In this embodiment, the first contact 103 and the capacitive contact 133 are connected using an IC mask at the time of manufacture.
A case in which they are electrically connected will be explained with reference to FIG. Before the power is turned on, since no potential is applied to each signal line, the capacitive element 130 is in a discharge state due to leakage current or the like. When the power is turned on, voltage is simultaneously applied to the first inverter 100 and the second inverter 110 from the power source. At this time, since the output of the first inverter 100 is connected to the capacitive element 130, the output of the second inverter 100 is connected to the capacitive element 130.
Compared to the output of 10, the voltage rise is slower.

Generally, in the case of bistable flip-flops as shown in FIG. 1, since their outputs are applied to each other's inputs, the flip-flops are stabilized in the direction of increasing the level difference due to the level difference between the inputs. In this case, the output of the first inverter 100 acts in the direction of 0V, the output of the second inverter 110 acts in the direction of becoming the power supply voltage, and the stored value is determined when the output voltage becomes stable. In FIG. 1, a first inverter 1
If the output of 00 is defined as 0V as information "0" and the power supply voltage as information "1", it is assumed that this static memory cell is initialized to "0" when the power is turned on.

Similarly, if the second contact 113 and the capacitive contact 130 are connected at the time of manufacture, the static memory cell is assumed to be initialized to "1" when the power is turned on, contrary to the case described above. It will be done.

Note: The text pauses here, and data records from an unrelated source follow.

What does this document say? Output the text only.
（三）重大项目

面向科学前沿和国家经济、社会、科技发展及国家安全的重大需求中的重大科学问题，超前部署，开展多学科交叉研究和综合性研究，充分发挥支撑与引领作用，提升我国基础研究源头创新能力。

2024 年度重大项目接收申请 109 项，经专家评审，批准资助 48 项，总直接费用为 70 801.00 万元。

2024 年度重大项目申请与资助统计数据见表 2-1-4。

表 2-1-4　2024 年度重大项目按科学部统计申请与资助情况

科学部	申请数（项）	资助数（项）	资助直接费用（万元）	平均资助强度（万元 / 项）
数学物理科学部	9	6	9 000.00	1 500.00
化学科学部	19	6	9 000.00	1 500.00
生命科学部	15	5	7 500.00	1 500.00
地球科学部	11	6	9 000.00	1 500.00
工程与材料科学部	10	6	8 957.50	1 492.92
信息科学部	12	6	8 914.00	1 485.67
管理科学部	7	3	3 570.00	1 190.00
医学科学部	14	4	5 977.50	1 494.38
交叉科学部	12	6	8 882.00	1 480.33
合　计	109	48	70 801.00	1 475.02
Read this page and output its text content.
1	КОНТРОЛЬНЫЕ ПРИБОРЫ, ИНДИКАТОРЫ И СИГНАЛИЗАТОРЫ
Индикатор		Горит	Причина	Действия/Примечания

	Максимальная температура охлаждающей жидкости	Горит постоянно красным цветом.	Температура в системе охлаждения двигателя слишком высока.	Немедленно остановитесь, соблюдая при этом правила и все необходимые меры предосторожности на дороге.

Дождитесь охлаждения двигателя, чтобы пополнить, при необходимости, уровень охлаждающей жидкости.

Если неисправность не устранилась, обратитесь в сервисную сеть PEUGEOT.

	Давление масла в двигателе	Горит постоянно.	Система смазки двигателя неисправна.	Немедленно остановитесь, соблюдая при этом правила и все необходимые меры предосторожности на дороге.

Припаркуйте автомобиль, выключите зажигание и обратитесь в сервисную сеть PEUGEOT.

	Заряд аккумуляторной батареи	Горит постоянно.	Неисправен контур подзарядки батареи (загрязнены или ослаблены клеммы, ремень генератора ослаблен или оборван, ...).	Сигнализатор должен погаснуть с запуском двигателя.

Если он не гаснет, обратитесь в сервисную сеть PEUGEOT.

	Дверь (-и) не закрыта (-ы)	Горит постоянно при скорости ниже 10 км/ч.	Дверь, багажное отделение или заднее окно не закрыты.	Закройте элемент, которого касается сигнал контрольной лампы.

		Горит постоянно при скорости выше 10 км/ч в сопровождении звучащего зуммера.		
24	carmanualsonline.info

[0013] Also, the first and second input/output sections 102, 1
A certain data value is given from 12, and the first and second selection circuits 101,
When 111 is opened, a specified voltage is forcibly applied from the outside to the first and second inverters 100, 110 and the capacitive element 130, and the input data value is correctly written by charging and discharging the charges.

The static memory cell of this embodiment includes a capacitive element that is grounded on one side and has a contact on the other side, and a contact that can be electrically connected to the contact using an IC mask that can be selected at the time of manufacture. By providing each of the two outputs of the bistable flip-flop circuit, it is possible to provide a memory that has a user-specific initial value when the power is turned on and can be written to arbitrarily thereafter.

[0015]

As described above, the present invention has the advantage that by adding a capacitor to one side of the bistable flip-flop circuit of a static memory cell, an initial value at power-on can be specified.

[Brief explanation of drawings]

FIG. 1 is a circuit diagram showing a static memory cell according to an embodiment of the present invention.

FIG. 2 is a circuit diagram showing a conventional static memory cell.

FIG. 3 is a circuit diagram showing an example of how the memory cell of FIG. 1 is used.

[Explanation of symbols]

100 First inverter 101 First selection circuit 102 First input/output section 103 First contact 110 Second inverter 111 Second selection circuit 112 Second input/output section 113 Second contact 120 Memory cell selection signal 130 Capacitive element 133 Capacitive contact

Claims (1)

[Claims] 1. A static flip-flop comprising a bistable flip-flop, the output of a first inverter being connected to the input of a second inverter, and the output of the second inverter being connected to the input of the first inverter. In the memory cell, a capacitor is provided, a third contact is provided at one end of the capacitor, and the third contact is connected to the output of the first inverter.
A static memory cell characterized in that a first contact is provided corresponding to the contact, and a second contact is provided at the output of the second inverter corresponding to the third contact.